Koppelungen bei Tauben wurden schon 1919 am Beispiel der Grundfarben und Verdünnung von Cole und Kelley nachgewiesen. Jedes allgemeine Lehrbuch zur Vererbungslehre behandelt das Thema ausführlich. Wer gerne diese Begriffe gebraucht, sollte Bedeutung und Auswirkungen zumindest einmal exemplarisch an einem Beispiel nachvollzogen haben.

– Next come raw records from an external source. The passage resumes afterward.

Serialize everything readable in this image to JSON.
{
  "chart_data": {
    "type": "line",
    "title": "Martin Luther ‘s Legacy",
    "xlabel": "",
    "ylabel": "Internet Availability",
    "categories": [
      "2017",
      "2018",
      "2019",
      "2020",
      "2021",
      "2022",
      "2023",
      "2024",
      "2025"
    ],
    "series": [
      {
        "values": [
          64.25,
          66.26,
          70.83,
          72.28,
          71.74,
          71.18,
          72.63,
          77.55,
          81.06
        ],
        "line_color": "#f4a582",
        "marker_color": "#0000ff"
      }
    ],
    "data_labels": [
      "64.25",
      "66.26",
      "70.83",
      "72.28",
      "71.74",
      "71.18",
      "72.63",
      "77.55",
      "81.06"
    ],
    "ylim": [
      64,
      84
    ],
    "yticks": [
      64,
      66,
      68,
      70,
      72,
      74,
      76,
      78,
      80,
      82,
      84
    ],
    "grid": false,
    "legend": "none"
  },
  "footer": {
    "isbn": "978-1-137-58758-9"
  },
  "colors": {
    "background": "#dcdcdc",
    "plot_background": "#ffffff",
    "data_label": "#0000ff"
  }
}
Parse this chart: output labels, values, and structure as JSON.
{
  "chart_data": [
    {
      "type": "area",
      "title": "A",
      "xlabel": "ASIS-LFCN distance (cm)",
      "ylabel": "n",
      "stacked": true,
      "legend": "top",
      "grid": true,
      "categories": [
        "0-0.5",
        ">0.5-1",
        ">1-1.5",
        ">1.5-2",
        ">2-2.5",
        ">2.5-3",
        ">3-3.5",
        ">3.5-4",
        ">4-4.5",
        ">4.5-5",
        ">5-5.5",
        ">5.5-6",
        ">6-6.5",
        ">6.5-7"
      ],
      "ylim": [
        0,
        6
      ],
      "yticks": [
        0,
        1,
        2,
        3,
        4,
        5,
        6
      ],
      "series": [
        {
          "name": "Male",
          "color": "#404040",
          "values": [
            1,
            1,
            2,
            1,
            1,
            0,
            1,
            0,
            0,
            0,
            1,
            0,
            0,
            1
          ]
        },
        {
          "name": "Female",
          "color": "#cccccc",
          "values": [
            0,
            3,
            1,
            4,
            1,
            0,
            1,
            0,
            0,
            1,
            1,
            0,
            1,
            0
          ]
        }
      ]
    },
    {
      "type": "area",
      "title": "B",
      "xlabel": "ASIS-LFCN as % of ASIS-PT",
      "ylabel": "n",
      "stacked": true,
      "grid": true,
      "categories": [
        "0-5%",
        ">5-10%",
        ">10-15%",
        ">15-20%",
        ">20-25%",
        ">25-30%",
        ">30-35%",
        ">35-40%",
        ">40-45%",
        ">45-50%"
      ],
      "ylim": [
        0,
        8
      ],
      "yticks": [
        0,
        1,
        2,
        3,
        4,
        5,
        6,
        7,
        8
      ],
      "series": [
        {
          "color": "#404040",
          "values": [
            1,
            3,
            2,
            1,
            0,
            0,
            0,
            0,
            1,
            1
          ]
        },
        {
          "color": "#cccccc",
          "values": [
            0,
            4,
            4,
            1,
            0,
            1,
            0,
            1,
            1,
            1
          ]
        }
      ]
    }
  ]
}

Exemplarisch, ein Lieblingswort der Pädagogen. Wer einmal den ‚Mechanismus‘ an einem Beispiel verstanden hat, der sollte ihn auf andere Phänomene übertragen können. Wer weiß, wie sich Blaugehämmerte und Blaubindige bei Paarungen verhalten, wird das auch auf Braune, Rotfahle, Indigo, Reduced und andere Farbenschläge mit diesen Zeichnungen übertragen können. Wer am Beispiel Gehämmert begriffen hat, was dominant, rezessiv und intermediär bedeuten, sollte das auch auf Indigo bei Paarungen mit Blauen übertragen können. Das gilt auch für Koppelungen. Am einfachsten darzustellen und nachzuvollziehen an Genen auf dem Geschlechtschromosom. Hier steht beim Weibchen dem Chromosom ein wesentlich kleineres W-Chromosom gegenüber. Es trägt vor allem Informationen zur Ausbildung der weiblichen Geschlechtsmerkmale. Das Weibchen besitzt damit im Unterschied zum Täuber die geschlechtsgebundenen Gene, wie die der Grundfarben und Verdünnung, nur einfach.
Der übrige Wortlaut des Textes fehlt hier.